With these principles in mind, the Court then turned its attention to the relevant clause 50 in the EA. It was the Applicant’s position that clause 50 covered all working from home agreements. However, the Court held that clause 50 covered circumstances where an employee requested permission from their employer to work from home and not in circumstances of the employer requesting the employee to work from home. In the Court’s interpretation, clause 50 does not apply to any decision of the ATO that employees must or should work from home for a period. The Court found that, at the commencement of the pandemic, the ATO had not directed employees to work from home. Rather, it had merely encouraged and facilitated employees to work from home and many chose to do so. The Court found that everything the ATO did as part of its Covid response was done of its own initiative, not at the request of employees, and therefore not under clause 50 of the EA.
The Court held that clause 50 did not cover all possible circumstances where an employee might work from home, and did not supplant the ATO’s entitlement to make broad requests or directions with respect to its operating requirements. The request for employees to work from home where possible at the commencement of the pandemic was therefore not subject the obligations contained in clause 50.
In relation to the allegation that the ATO made false and misleading statements regarding the work from home policy, the Court found in favour of the Respondents.
The Court dismissed the Application and concluded that the pandemic was an exceptional circumstance and the ATO was an essential service which had to keep operating. Whilst acknowledging that communication could have been clearer, the Court held that the ATO officers were acting in good faith enabling the ATO to keep functioning and not exposing employees to unacceptable health risks.

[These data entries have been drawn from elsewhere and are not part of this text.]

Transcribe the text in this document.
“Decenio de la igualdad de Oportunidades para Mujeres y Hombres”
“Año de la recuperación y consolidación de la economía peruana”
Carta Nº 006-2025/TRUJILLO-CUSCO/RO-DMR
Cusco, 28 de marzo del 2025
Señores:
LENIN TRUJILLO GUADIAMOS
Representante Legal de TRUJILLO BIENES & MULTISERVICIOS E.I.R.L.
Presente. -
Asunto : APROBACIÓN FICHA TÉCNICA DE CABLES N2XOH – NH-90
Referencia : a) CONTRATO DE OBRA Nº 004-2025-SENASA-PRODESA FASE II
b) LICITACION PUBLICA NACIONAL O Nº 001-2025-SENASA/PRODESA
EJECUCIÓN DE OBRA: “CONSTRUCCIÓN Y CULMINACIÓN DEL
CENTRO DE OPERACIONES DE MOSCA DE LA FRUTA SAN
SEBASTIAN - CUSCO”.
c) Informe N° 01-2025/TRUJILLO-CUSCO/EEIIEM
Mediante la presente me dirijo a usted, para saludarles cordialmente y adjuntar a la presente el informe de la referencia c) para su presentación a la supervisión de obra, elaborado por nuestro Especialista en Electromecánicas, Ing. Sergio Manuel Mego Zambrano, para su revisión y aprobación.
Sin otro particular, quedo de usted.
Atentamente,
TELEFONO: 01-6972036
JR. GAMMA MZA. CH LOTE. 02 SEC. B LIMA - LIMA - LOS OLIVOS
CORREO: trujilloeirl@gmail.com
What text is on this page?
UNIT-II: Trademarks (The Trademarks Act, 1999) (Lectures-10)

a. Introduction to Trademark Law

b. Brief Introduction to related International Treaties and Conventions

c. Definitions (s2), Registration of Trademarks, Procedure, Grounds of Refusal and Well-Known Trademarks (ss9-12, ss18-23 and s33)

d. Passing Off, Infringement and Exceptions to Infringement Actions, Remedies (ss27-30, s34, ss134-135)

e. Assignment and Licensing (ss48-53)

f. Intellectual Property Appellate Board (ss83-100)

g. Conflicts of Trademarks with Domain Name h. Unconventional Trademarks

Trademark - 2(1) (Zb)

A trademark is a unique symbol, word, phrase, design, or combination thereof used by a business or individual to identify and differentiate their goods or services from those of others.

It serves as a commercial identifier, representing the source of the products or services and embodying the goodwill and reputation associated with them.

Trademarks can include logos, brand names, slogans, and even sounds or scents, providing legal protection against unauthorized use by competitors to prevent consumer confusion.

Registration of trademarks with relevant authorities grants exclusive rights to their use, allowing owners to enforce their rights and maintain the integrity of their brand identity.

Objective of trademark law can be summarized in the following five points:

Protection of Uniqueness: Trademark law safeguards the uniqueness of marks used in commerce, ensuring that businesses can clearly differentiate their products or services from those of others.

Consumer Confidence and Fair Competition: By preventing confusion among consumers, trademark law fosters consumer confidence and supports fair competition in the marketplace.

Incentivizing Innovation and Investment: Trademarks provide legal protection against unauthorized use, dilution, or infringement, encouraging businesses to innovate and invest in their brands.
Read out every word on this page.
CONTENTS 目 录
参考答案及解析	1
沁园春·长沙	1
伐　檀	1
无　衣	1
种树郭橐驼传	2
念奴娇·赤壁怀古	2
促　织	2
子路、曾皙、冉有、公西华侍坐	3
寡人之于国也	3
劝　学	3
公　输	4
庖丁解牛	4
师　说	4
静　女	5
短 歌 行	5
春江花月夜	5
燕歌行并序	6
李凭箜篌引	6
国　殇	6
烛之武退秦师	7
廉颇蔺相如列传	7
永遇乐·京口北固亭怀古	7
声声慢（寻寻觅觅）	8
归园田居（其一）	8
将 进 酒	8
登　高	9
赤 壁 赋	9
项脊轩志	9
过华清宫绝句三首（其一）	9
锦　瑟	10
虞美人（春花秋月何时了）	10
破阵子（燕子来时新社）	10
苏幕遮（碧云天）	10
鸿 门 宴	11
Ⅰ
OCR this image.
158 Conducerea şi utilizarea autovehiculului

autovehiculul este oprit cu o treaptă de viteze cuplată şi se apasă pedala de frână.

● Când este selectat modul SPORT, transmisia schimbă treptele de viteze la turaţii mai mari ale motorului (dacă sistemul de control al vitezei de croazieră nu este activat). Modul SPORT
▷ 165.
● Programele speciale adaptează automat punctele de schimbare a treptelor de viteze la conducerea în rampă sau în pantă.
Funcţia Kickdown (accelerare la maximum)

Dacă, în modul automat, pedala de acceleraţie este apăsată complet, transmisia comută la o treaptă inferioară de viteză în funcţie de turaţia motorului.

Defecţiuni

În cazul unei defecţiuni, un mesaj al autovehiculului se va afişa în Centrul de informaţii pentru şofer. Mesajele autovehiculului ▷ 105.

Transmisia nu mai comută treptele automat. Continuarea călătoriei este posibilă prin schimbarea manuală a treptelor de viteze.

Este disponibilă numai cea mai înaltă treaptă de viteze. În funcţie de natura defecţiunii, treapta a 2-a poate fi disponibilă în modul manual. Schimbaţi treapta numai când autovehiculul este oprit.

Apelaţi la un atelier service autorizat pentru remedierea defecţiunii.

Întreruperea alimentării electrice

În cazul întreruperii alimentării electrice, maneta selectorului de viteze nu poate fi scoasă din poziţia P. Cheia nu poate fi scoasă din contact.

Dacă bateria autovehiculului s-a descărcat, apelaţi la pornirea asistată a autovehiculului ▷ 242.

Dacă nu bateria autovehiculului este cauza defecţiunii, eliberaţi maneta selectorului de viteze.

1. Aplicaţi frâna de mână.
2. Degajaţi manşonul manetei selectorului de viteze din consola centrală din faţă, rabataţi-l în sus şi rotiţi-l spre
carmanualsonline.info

Conclusions of the deciding body
Application dismissed.
Fundamental Right(s) involved
Rights and freedoms specifically identified as (possibly) conflicting with the right to health
General principle applied
Balancing techniques and principles (proportionality, reasonableness, others)
The Court referred to the relevant legislation, the Enterprise Agreement, the evidence of the Applicant and Respondent and relevant case law. It adopted what could be described as the “reasonable person” test in concluding that the ATO management did the best they could in extraordinary circumstances and any reasonable person looking in would see they were not attempting to subvert the Enterprise Agreement or take away workers’ rights but just trying to operate an essential government organization of over 20,000 employees during a pandemic.